Ya involucrado en esta tarea, Donald Trump volvió a asegurar que en aproximadamente «dos o tres semanas» terminará la ofensiva en Oriente Medio, es decir, tras una última oleada de golpes «durísimos» para «devolverlos a la Edad de Piedra». «Puedo decir esta noche que estamos en camino de alcanzar todos los objetivos militares de Estados Unidos en breve; muy pronto, los vamos a golpear extremadamente duro. Durante las próximas dos o tres semanas, los vamos a llevar de regreso a la Edad de Piedra», dijo Trump tras reiterar su amenaza de un posible ataque a sus centrales eléctricas.
Esta mañana no se supo nada nuevo. El presidente repitió los mismos mensajes que publicó en sus redes sociales o que expresó en sus diversas intervenciones. Aunque vuelve a afirmar que el cambio de régimen en Irán no era un objetivo, asegura que los nuevos líderes están más abiertos al diálogo.
Respecto al Estrecho de Ormuz, Trump se mostró convencido de que una vez terminada la guerra se reabriría por sí solo. «Una vez que termine este conflicto, el flujo volverá naturalmente. Se reabrirá por sí solo. Querrán poder vender petróleo, porque es lo único que tienen para intentar reconstruir su país. El flujo se reanudará, al igual que el suministro de gas». Trump, consciente de que el aumento de los precios del combustible está repercutiendo negativamente en su popularidad, reconoció que «muchos estadounidenses están preocupados por el reciente aumento de los precios de la gasolina» y aseguró: «Este aumento a corto plazo es enteramente resultado del lanzamiento de ataques terroristas».
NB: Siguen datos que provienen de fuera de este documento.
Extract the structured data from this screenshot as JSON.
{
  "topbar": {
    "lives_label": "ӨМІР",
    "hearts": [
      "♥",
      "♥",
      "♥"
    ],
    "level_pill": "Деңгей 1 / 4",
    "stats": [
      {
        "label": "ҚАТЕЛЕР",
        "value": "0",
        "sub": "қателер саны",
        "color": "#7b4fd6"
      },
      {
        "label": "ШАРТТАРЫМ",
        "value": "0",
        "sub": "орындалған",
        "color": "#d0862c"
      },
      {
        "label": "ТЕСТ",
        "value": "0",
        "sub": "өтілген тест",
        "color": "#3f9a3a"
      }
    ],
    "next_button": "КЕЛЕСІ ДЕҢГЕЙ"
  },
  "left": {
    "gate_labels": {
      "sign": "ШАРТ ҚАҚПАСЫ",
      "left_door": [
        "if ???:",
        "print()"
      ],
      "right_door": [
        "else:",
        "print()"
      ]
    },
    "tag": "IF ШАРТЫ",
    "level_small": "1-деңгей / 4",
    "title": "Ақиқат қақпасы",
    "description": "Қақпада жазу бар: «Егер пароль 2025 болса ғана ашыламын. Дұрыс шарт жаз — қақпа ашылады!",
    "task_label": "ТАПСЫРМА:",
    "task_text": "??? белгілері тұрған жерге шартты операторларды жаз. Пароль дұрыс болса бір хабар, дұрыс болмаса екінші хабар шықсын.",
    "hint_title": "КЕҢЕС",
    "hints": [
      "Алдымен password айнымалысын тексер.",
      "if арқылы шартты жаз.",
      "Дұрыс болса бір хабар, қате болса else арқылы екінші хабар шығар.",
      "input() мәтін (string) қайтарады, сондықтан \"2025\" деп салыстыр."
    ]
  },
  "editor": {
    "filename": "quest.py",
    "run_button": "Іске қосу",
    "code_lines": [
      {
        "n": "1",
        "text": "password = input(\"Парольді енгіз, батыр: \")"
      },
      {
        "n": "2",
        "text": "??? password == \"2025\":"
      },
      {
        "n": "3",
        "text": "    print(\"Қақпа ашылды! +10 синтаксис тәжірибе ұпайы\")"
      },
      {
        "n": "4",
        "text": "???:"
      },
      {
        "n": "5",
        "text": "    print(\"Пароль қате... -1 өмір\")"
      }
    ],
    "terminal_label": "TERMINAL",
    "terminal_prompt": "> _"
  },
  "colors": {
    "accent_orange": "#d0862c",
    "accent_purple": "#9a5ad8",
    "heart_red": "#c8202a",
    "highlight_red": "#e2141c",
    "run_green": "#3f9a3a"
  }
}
Un poco menos agresivo que en sus ataques anteriores y sin nombrar explícitamente a la OTAN, Trump atacó a países que no querían apoyar la guerra ni enviar medios militares para proteger el tráfico marítimo en Ormuz. «A los países que no pueden conseguir combustible, muchos de los cuales se niegan a involucrarse en la decapitación de Irán», envió el siguiente mensaje: «Tengo una sugerencia. Primero: consigan petróleo de Estados Unidos. Lo tenemos en abundancia. Tenemos mucho. Y segundo: reúnan ese coraje que han estado demorando. Debieron haberlo hecho antes. Debieron haberlo hecho con nosotros, como les pedimos: vayan al estrecho, tómenlo, protéjanlo y úsenlo para ustedes mismos, Irán es esencialmente diezmado.